Realizzato a Roma alla fine del 1817 da Rossini che era già in catene, quell’anno, Cenerentola nella stessa città, La Gazza Ladra a Milano e Armida a Napoli, Adelaide in Borgogna rimane, a differenza del precedente, raro. L’opera ebbe poco successo e prole in quel periodo, e ci volle più di un secolo e mezzo per tornare in scena: prima al Martina Franca, nel 1984, poi a Pesaro nel 2011.
Ispirato a vicende storiche dell’Alto Medioevo, questo libro evoca i tormenti politici e romantici di Adelaide, vedova Lotario (Re d’Italia) e futura Santa Adelaide. Voluto da Adelberto, figlio di Berengario che vuole reclamare il suo trono, preferisce affidare il suo destino a Ottone, imperatore di Germania, che è innamorato di lei e che anche lei amerà.
Un altro fallimento
Scritto in uno stile gradevole e completamente di primo grado, il libretto di Giovanni Schmidt non è certo il più orecchiabile, ma non l’unico. Ed è la sfida di un festival come Pesaro, completamente dedicato alla formazione di un singolo compositore, riuscire a dare attualità anche a opere meno “facili” come questa. Pier’Alli non si è convinto giocando la carta di prim’ordine durante la sua prima produzione nel 2011, il festival questa volta ha affidato il lavoro ad Arnaud Bernard, che era stato accolto da ORW lo scorso aprile per Adriana Lecouvreur : ma purtroppo nuovo fallimento.
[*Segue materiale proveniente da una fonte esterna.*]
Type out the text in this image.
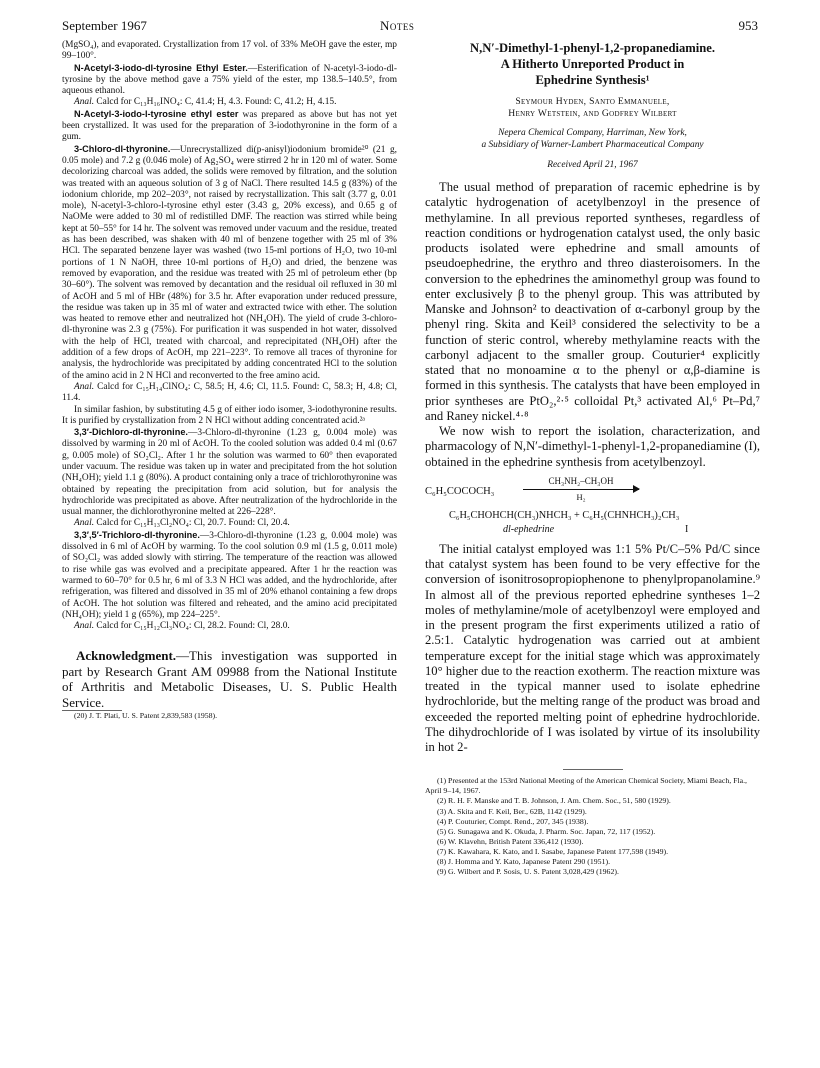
September 1967	Notes	953

(MgSO₄), and evaporated. Crystallization from 17 vol. of 33% MeOH gave the ester, mp 99–100°.

N-Acetyl-3-iodo-dl-tyrosine Ethyl Ester.—Esterification of N-acetyl-3-iodo-dl-tyrosine by the above method gave a 75% yield of the ester, mp 138.5–140.5°, from aqueous ethanol.

Anal. Calcd for C₁₃H₁₆INO₄: C, 41.4; H, 4.3. Found: C, 41.2; H, 4.15.

N-Acetyl-3-iodo-l-tyrosine ethyl ester was prepared as above but has not yet been crystallized. It was used for the preparation of 3-iodothyronine in the form of a gum.

3-Chloro-dl-thyronine.—Unrecrystallized di(p-anisyl)iodonium bromide²⁰ (21 g, 0.05 mole) and 7.2 g (0.046 mole) of Ag₂SO₄ were stirred 2 hr in 120 ml of water. Some decolorizing charcoal was added, the solids were removed by filtration, and the solution was treated with an aqueous solution of 3 g of NaCl. There resulted 14.5 g (83%) of the iodonium chloride, mp 202–203°, not raised by recrystallization. This salt (3.77 g, 0.01 mole), N-acetyl-3-chloro-l-tyrosine ethyl ester (3.43 g, 20% excess), and 0.65 g of NaOMe were added to 30 ml of redistilled DMF. The reaction was stirred while being kept at 50–55° for 14 hr. The solvent was removed under vacuum and the residue, treated as has been described, was shaken with 40 ml of benzene together with 25 ml of 3% HCl. The separated benzene layer was washed (two 15-ml portions of H₂O, two 10-ml portions of 1 N NaOH, three 10-ml portions of H₂O) and dried, the benzene was removed by evaporation, and the residue was treated with 25 ml of petroleum ether (bp 30–60°). The solvent was removed by decantation and the residual oil refluxed in 30 ml of AcOH and 5 ml of HBr (48%) for 3.5 hr. After evaporation under reduced pressure, the residue was taken up in 35 ml of water and extracted twice with ether. The solution was heated to remove ether and neutralized hot (NH₄OH). The yield of crude 3-chloro-dl-thyronine was 2.3 g (75%). For purification it was suspended in hot water, dissolved with the help of HCl, treated with charcoal, and reprecipitated (NH₄OH) after the addition of a few drops of AcOH, mp 221–223°. To remove all traces of thyronine for analysis, the hydrochloride was precipitated by adding concentrated HCl to the solution of the amino acid in 2 N HCl and reconverted to the free amino acid.

Anal. Calcd for C₁₅H₁₄ClNO₄: C, 58.5; H, 4.6; Cl, 11.5. Found: C, 58.3; H, 4.8; Cl, 11.4.

In similar fashion, by substituting 4.5 g of either iodo isomer, 3-iodothyronine results. It is purified by crystallization from 2 N HCl without adding concentrated acid.²ᵃ

3,3′-Dichloro-dl-thyronine.—3-Chloro-dl-thyronine (1.23 g, 0.004 mole) was dissolved by warming in 20 ml of AcOH. To the cooled solution was added 0.4 ml (0.67 g, 0.005 mole) of SO₂Cl₂. After 1 hr the solution was warmed to 60° then evaporated under vacuum. The residue was taken up in water and precipitated from the hot solution (NH₄OH); yield 1.1 g (80%). A product containing only a trace of trichlorothyronine was obtained by repeating the precipitation from acid solution, but for analysis the hydrochloride was precipitated as above. After neutralization of the hydrochloride in the usual manner, the dichlorothyronine melted at 226–228°.

Anal. Calcd for C₁₅H₁₃Cl₂NO₄: Cl, 20.7. Found: Cl, 20.4.

3,3′,5′-Trichloro-dl-thyronine.—3-Chloro-dl-thyronine (1.23 g, 0.004 mole) was dissolved in 6 ml of AcOH by warming. To the cool solution 0.9 ml (1.5 g, 0.011 mole) of SO₂Cl₂ was added slowly with stirring. The temperature of the reaction was allowed to rise while gas was evolved and a precipitate appeared. After 1 hr the reaction was warmed to 60–70° for 0.5 hr, 6 ml of 3.3 N HCl was added, and the hydrochloride, after refrigeration, was filtered and dissolved in 35 ml of 20% ethanol containing a few drops of AcOH. The hot solution was filtered and reheated, and the amino acid precipitated (NH₄OH); yield 1 g (65%), mp 224–225°.

Anal. Calcd for C₁₅H₁₂Cl₃NO₄: Cl, 28.2. Found: Cl, 28.0.

Acknowledgment.—This investigation was supported in part by Research Grant AM 09988 from the National Institute of Arthritis and Metabolic Diseases, U. S. Public Health Service.

(20) J. T. Plati, U. S. Patent 2,839,583 (1958).

N,N′-Dimethyl-1-phenyl-1,2-propanediamine.

A Hitherto Unreported Product in

Ephedrine Synthesis¹

Seymour Hyden, Santo Emmanuele,
Henry Wetstein, and Godfrey Wilbert

Nepera Chemical Company, Harriman, New York,
a Subsidiary of Warner-Lambert Pharmaceutical Company

Received April 21, 1967

The usual method of preparation of racemic ephedrine is by catalytic hydrogenation of acetylbenzoyl in the presence of methylamine. In all previous reported syntheses, regardless of reaction conditions or hydrogenation catalyst used, the only basic products isolated were ephedrine and small amounts of pseudoephedrine, the erythro and threo diasteroisomers. In the conversion to the ephedrines the aminomethyl group was found to enter exclusively β to the phenyl group. This was attributed by Manske and Johnson² to deactivation of α-carbonyl group by the phenyl ring. Skita and Keil³ considered the selectivity to be a function of steric control, whereby methylamine reacts with the carbonyl adjacent to the smaller group. Couturier⁴ explicitly stated that no monoamine α to the phenyl or α,β-diamine is formed in this synthesis. The catalysts that have been employed in prior syntheses are PtO₂,²·⁵ colloidal Pt,³ activated Al,⁶ Pt–Pd,⁷ and Raney nickel.⁴·⁸

We now wish to report the isolation, characterization, and pharmacology of N,N′-dimethyl-1-phenyl-1,2-propanediamine (I), obtained in the ephedrine synthesis from acetylbenzoyl.

C₆H₅COCOCH₃
CH₃NH₂–CH₃OH
H₂
C₆H₅CHOHCH(CH₃)NHCH₃ + C₆H₅(CHNHCH₃)₂CH₃
dl-ephedrine	I

The initial catalyst employed was 1:1 5% Pt/C–5% Pd/C since that catalyst system has been found to be very effective for the conversion of isonitrosopropiophenone to phenylpropanolamine.⁹ In almost all of the previous reported ephedrine syntheses 1–2 moles of methylamine/mole of acetylbenzoyl were employed and in the present program the first experiments utilized a ratio of 2.5:1. Catalytic hydrogenation was carried out at ambient temperature except for the initial stage which was approximately 10° higher due to the reaction exotherm. The reaction mixture was treated in the typical manner used to isolate ephedrine hydrochloride, but the melting range of the product was broad and exceeded the reported melting point of ephedrine hydrochloride. The dihydrochloride of I was isolated by virtue of its insolubility in hot 2-

(1) Presented at the 153rd National Meeting of the American Chemical Society, Miami Beach, Fla., April 9–14, 1967.

(2) R. H. F. Manske and T. B. Johnson, J. Am. Chem. Soc., 51, 580 (1929).

(3) A. Skita and F. Keil, Ber., 62B, 1142 (1929).

(4) P. Couturier, Compt. Rend., 207, 345 (1938).

(5) G. Sunagawa and K. Okuda, J. Pharm. Soc. Japan, 72, 117 (1952).

(6) W. Klavehn, British Patent 336,412 (1930).

(7) K. Kawahara, K. Kato, and I. Sasabe, Japanese Patent 177,598 (1949).

(8) J. Homma and Y. Kato, Japanese Patent 290 (1951).

(9) G. Wilbert and P. Sosis, U. S. Patent 3,028,429 (1962).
Invocando alla rinfusa, con tono di intenti un po’ banale, la famosa “distanza di Brecht” e il desiderio di abbattere la non meno celebre “quarta parete”, il francese non trova nulla da raccontare sul tragico destino della santa regina, se non per … non parlarne . E raccontare, piuttosto, dietro le quinte, dietro le quinte, gli intrighi e i fallimenti di uno spettacolo teatrale i cui protagonisti sono vestiti solo a metà con i loro costumi d’epoca: il ritorno al passato del romanzo tenorile ripreso dal soprano mentre suona con una giovane direttrice di scena, i capricci della contralto che si rifiutava di indossare l’armatura per cui era stata concepita, la rude indifferenza di solisti e macchinisti che si consultavano al cellulare invece di ascoltare il canto della prima donna, comparse in ritardo, direttori nervosi e instancabili assistenti…
Perché portare alla luce una rara tragedia se non altro per fare del ridicolo un pretesto?
Questa Mise en abyme, ovviamente eseguita con impeccabile costanza e reale maestria, lascia non solo una dolorosa sensazione di stanchezza (già vista mille volte), ma una distrazione al limite della rabbia. Perché portare alla luce una rara tragedia se non altro per fare del ridicolo un pretesto? Perché affidare l’opera a un regista che, fin dall’inizio, ha dichiarato di non credere per un attimo all’opera? Come si fa a rendere un personaggio commovente costretto a diventare istrionico (forse per rendere ancora più divertente la distanza tra la loro espressione ingenua e il cinismo del loro trattamento contemporaneo) e che viene costantemente ignorato o ridicolizzato dagli altri membri?
Una distribuzione quasi ideale
Siamo sempre più endemici che Pesaro abbia riunito cantanti di primo piano quasi ideali che danno tutti la propria anima e il proprio corpo, nonostante questo stato schizofrenico. Varduhi Abrahamyan presta a Ottone un basso smagliante e una vera nobiltà, mentre Olga Peretyatko riesce quasi a sopraffare la sua Adelaide: rotonda e piena, la voce del soprano russo che si dispiega qui al Festival è sbocciata, ma senza perdere in vivacità e consistenza. Riccardo Fassi è stato il perfetto Berengario, mentre René Barbera, dopo aver dato il massimo nel primo tempo, ha ispirato il pubblico con Grida o naturala sua seconda aria maestosa.
Notevole anche la direzione musicale di Francesco Lanzillotta, recentemente apprezzato a La Monnaie nel progetto bastardo! : alla testa dell’Orchestra Sinfonica Nazionale della RAI, il direttore italiano conferisce alla serata un’eleganza e un’intensità che smentisce il più possibile le goffe banalità del soggetto scenico.
- A Pesaro, Vitrifrigo Arena, il 16, 19 e 22 agosto. Informazioni. : www.rossinioperafestival.it.